When you’re looking for a black and white, right versus wrong answer, please don’t make the question be anything about the usage of “embed” vs. “imbed.”
Are fossils embedded in stone or imbedded in stone? Is the video of Grammartopia-RVA embedded on my website or imbedded in my website? Is a journalist embedded with soldiers or imbedded with soldiers?
The answer might not be one you like: both are correct.
Admittedly, “embed” is the more common spelling in the present day, but “imbed” still is considered an acceptable word.
There’s no definition change, just a change of the first letter—for fun. Okay, maybe not just for fun. Maybe it actually has to do with spelling changes across cultures and time.
If you really wanted to dig into it—fossil pun not intended—it’s been a popularity contest that’s flip-flopped a lot over time.

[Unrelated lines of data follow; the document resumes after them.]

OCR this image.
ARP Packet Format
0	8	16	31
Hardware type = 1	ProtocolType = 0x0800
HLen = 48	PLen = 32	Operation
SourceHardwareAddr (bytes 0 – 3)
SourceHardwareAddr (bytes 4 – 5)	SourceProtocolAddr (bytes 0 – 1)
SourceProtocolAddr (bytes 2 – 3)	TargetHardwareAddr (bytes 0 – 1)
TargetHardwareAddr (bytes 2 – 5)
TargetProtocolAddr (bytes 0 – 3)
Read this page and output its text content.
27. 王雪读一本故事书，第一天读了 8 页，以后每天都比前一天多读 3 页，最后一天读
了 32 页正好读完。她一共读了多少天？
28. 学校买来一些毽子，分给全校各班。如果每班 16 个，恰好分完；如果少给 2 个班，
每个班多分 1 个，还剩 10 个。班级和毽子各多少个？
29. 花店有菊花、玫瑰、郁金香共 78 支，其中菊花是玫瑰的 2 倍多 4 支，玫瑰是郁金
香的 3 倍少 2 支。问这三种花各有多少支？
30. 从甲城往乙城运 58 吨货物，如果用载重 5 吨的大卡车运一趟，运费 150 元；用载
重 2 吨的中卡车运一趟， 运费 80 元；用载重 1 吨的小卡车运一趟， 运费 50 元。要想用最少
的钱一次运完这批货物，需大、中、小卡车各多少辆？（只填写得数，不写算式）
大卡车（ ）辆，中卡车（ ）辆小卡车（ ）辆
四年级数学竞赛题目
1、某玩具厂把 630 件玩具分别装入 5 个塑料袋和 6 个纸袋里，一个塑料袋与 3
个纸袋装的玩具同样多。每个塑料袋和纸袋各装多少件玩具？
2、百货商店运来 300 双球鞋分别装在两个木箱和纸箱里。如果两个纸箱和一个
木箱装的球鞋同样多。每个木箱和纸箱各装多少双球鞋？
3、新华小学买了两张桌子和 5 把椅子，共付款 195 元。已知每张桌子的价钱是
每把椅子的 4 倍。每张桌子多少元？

According to the Google Books Ngram Viewer, “imbed” was the favored word for centuries until “embed” took over in the early 1910s, only to fall in esteem again for another decade, before gaining the secure favorability in the 1920s. And since the 1920s, “embed” has been the preferred word.
If it makes it easier, I’m one to use “embed” or “embedded” every single time, since this is the more common form and the spelling that seems to be more acceptable across the technology industry—but just like these fossils, only time will tell which form endures.